Friday, March 4, 2011

The resume is a lie!

I was speaking with my very good friend Dan McGarry today about the process of searching for new employment. Dan was part of the Kynetx "rightsizing" of a week ago, and just to get this out of the way, is one of the best humans I know. If you are looking for someone who knows how to get things done and has tenacity that is second to none, Dan is your man.

I noticed that Dan was updating his resume and made mention that I also had recently overhauled my resume. I also mentioned that I thought the tradition of the resume was utter bullshit and should be scrapped altogether.

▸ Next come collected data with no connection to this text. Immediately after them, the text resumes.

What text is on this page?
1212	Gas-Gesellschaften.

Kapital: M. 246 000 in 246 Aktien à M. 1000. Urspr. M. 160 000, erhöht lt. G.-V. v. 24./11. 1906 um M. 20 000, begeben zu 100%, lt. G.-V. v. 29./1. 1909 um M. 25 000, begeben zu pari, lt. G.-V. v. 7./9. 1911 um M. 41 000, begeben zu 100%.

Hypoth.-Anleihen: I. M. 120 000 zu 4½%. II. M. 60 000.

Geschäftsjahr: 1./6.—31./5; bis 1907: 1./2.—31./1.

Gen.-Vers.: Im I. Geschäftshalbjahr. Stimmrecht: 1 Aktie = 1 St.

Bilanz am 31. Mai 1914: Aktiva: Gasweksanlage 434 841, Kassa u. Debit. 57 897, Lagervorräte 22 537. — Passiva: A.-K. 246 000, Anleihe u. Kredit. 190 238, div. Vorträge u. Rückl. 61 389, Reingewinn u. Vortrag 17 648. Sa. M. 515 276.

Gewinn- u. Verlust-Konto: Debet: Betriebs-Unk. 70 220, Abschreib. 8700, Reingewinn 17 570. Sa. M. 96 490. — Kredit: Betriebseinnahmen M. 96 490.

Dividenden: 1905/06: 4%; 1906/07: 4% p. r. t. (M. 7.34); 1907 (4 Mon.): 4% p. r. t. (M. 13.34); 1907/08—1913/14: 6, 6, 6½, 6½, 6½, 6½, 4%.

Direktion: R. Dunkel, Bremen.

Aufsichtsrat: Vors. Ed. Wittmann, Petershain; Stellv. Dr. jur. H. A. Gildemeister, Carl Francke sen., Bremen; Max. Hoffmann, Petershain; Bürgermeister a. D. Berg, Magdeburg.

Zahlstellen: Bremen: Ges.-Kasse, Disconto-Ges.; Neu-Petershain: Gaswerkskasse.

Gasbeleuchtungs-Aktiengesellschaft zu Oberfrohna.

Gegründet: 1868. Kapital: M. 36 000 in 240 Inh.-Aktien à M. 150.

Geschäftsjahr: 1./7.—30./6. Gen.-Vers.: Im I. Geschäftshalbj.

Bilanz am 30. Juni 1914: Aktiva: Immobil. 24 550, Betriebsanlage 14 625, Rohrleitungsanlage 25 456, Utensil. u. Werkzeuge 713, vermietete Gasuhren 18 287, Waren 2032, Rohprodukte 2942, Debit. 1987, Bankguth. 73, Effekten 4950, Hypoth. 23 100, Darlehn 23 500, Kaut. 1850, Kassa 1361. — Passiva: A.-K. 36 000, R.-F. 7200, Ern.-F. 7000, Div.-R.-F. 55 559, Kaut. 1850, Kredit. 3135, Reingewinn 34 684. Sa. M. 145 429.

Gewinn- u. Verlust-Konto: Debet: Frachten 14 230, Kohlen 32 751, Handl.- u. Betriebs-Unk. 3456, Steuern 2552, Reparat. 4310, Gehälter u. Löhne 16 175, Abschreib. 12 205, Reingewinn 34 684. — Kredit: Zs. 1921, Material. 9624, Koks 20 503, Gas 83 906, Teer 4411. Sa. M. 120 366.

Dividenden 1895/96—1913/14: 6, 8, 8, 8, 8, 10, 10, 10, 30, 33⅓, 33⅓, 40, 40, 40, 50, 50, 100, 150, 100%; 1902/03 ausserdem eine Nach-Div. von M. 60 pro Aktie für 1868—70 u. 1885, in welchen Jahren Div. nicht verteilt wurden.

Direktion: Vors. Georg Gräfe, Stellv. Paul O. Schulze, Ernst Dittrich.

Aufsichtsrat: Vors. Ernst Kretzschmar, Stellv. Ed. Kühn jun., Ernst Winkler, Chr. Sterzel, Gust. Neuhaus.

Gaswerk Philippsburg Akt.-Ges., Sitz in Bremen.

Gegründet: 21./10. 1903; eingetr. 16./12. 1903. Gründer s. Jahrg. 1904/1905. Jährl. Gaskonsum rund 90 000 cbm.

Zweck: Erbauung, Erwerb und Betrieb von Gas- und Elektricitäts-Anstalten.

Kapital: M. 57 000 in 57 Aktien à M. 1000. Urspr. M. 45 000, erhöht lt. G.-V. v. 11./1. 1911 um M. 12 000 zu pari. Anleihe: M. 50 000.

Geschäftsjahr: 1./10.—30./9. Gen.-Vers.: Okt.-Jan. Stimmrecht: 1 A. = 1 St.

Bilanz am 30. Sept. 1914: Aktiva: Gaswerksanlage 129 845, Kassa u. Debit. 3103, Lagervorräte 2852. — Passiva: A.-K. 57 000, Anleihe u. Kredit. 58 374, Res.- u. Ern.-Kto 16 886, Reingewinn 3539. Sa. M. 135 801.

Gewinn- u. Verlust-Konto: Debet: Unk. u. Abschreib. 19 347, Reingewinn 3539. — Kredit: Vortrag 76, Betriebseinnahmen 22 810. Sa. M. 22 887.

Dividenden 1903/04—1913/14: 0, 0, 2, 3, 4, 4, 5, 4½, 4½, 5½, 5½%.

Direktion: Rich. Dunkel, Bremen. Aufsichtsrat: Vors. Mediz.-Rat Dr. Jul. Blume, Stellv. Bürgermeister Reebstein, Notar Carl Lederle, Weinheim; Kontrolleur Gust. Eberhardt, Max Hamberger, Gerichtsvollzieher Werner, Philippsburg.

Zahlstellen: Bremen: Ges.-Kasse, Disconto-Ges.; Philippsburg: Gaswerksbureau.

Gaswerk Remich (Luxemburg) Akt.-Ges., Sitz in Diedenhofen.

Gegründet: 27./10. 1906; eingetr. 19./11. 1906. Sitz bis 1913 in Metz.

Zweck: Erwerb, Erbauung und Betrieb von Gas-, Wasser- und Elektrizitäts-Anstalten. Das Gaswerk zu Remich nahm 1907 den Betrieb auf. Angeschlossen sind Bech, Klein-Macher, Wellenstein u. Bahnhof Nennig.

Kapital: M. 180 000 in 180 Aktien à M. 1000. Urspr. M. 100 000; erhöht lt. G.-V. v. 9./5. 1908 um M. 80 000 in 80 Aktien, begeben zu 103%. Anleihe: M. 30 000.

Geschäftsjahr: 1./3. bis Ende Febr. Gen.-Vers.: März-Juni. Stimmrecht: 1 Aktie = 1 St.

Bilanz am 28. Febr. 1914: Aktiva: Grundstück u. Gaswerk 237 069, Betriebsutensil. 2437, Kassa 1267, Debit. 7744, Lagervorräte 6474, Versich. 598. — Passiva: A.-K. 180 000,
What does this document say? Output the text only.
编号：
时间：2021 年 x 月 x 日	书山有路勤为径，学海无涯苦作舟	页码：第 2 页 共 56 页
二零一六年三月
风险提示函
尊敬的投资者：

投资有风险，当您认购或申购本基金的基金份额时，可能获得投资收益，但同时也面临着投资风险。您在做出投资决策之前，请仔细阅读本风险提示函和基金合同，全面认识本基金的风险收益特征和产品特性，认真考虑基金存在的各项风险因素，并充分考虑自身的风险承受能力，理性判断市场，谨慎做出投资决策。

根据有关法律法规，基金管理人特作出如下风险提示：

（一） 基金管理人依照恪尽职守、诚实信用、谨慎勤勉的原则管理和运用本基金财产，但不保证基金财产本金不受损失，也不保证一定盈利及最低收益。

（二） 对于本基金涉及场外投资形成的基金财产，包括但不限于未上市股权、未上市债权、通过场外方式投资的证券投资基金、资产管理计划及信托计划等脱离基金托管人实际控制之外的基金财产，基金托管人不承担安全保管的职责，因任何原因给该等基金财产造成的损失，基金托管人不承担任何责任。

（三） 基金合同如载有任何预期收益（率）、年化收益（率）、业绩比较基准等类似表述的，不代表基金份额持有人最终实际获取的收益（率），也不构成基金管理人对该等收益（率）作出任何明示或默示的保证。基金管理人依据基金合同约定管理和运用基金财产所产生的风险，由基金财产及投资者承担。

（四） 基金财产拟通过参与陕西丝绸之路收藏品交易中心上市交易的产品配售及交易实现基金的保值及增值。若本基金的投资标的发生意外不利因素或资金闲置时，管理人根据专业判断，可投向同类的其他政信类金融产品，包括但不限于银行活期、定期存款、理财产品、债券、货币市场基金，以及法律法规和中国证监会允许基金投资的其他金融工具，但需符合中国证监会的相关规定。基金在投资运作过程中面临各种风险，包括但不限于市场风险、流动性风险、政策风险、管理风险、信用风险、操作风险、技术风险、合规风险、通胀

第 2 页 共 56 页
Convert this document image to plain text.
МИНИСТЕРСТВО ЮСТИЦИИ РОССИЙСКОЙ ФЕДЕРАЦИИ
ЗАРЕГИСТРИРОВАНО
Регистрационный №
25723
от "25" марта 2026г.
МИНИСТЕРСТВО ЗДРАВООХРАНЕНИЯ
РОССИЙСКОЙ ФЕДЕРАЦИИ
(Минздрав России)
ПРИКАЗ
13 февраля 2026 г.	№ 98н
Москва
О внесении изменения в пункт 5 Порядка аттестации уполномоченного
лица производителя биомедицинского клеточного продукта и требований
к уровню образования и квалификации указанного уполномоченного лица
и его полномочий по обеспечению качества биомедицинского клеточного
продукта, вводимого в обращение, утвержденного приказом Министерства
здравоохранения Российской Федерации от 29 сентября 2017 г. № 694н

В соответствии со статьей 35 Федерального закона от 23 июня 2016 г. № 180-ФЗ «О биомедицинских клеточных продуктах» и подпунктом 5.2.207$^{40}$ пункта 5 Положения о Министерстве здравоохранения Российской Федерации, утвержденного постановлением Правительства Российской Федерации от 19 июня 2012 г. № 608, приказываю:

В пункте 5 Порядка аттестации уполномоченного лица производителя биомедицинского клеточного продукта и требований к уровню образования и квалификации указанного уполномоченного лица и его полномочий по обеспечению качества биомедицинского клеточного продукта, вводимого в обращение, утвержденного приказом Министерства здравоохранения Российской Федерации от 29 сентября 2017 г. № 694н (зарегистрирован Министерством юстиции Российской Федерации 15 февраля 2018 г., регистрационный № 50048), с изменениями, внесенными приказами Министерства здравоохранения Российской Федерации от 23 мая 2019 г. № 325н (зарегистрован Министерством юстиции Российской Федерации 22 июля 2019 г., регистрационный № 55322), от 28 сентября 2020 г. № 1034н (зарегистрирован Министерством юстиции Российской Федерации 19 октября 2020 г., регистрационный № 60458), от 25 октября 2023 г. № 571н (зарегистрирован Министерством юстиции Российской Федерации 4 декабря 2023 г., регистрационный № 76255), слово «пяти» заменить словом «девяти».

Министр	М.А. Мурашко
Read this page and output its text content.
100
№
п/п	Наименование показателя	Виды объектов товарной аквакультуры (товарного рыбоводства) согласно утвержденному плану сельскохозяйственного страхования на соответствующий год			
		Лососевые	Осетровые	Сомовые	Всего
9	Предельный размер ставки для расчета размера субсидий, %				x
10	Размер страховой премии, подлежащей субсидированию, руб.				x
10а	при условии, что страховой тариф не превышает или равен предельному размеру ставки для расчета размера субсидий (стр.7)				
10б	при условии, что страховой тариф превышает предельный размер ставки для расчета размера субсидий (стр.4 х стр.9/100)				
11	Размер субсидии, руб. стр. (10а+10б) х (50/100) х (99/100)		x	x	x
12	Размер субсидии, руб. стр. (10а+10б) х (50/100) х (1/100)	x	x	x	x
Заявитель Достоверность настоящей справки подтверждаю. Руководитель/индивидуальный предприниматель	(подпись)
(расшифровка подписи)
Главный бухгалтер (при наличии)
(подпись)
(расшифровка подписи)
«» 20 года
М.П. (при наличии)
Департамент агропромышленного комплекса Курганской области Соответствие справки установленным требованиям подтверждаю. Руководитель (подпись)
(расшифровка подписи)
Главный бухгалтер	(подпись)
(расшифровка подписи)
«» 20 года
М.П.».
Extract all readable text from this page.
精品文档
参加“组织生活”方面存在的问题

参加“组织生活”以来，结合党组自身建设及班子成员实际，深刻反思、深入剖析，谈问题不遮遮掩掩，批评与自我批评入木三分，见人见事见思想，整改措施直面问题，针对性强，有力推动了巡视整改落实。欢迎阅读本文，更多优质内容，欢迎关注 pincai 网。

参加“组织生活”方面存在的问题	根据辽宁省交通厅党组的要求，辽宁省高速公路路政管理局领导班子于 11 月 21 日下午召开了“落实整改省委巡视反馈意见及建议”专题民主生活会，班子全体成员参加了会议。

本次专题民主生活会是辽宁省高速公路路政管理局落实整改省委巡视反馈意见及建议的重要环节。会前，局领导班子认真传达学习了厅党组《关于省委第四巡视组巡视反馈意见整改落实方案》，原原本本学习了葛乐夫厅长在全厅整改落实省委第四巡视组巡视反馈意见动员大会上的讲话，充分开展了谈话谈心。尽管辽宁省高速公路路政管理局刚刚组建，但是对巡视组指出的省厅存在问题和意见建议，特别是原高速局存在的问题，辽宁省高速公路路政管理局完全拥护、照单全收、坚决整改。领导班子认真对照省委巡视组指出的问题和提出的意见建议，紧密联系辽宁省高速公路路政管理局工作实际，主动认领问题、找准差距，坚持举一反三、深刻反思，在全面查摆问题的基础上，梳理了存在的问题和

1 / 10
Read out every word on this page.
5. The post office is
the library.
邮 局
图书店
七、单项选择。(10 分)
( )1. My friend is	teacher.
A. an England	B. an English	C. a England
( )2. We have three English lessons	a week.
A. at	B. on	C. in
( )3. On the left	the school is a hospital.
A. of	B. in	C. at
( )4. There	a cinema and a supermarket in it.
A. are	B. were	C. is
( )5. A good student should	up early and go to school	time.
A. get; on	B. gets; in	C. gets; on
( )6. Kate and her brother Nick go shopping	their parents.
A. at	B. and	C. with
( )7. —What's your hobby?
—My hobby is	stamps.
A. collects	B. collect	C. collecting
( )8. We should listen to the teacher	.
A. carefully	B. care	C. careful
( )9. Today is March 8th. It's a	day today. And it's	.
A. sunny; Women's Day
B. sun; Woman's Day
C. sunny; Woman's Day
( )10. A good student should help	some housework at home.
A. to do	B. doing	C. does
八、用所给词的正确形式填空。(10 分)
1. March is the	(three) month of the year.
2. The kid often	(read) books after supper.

To my surprise, Dan voiced his violent agreement, so I thought that maybe I had something to say on the subject worth sharing.

To state my position more succinctly, I believe that a resume does a fairly good job of presenting the  litany of your skills, but an utterly miserable job of providing a potential employer any data about who you are and what value you bring to an organization.

Now there are countless boutique businesses built around the business plan of helping you wordsmith your resume, but at the end of the day, the best that they can hope to do is help you create a "beautiful lie." Instead of spending your hard earned money on these types of services, your resume should just be a cover letter that says this:

"My name is [insert name here] and I would very much like to tell you all about me over coffe."

Seriously, it is THAT simple. To back this up, the best and brightest people I have ever hired were personal referrals that were interviewed over coffee. Now it is true that many of them had also submitted resumes to me because that is "what you do" (aka tradition), but frankly, I would have invited them to chat based on a personal recommendation(s) alone.

This brings me to the essence of my argument;  If you want to find great people, you will not find them sorting through stacks of paper. You will only find great people by using your network to solicit personal recommendations.

At Kynetx, we had a "no cold hire" policy in place. This means that if someone did not come with at least one personal recommendation from someone either already at Kynetx, or one degree of separation from someone at Kynetx, they did not get an invite to be considered to join the team. What this did for us was it allowed us to build an AMAZING team of people because A+ people know and want to be surrounded by A+ people.

Instead of looking at a resume, ask the candidate for their LinkedIn profile or their Twitter name. These glimpses into a person's social graph will tell you more about who the person is and what they are all about than their resume ever could.

So to sum this all up, resumes, neigh the TRADITION of the resume, is bullshit. If you want to get to know me and let me get to know you, let's go have coffee (more metaphor then literal, breakfast works too) and you will know within the first five minutes whether or not you are going to hire me. Conversely, I will know within the first five minutes whether or not I want to come work with you.

(This is another point for another post, but job seeking really is a two way street and you should never feel pressured to take or stay at an interview if you know that it is not a fit. If within the first five minutes you know it is not going to work, do yourself and the person interviewing you a favor, call an end to the meeting.)

1 comment:

  1. I agree. In order to work and higher the best, it's becoming more and more imperative to network and make friends in the field that you want to work. I also recently upgraded my resume but still have yet to actually use it or give it out to get a job. I find the best jobs through my friends and contacts and I think that most of the time, companies find the best employees the same way.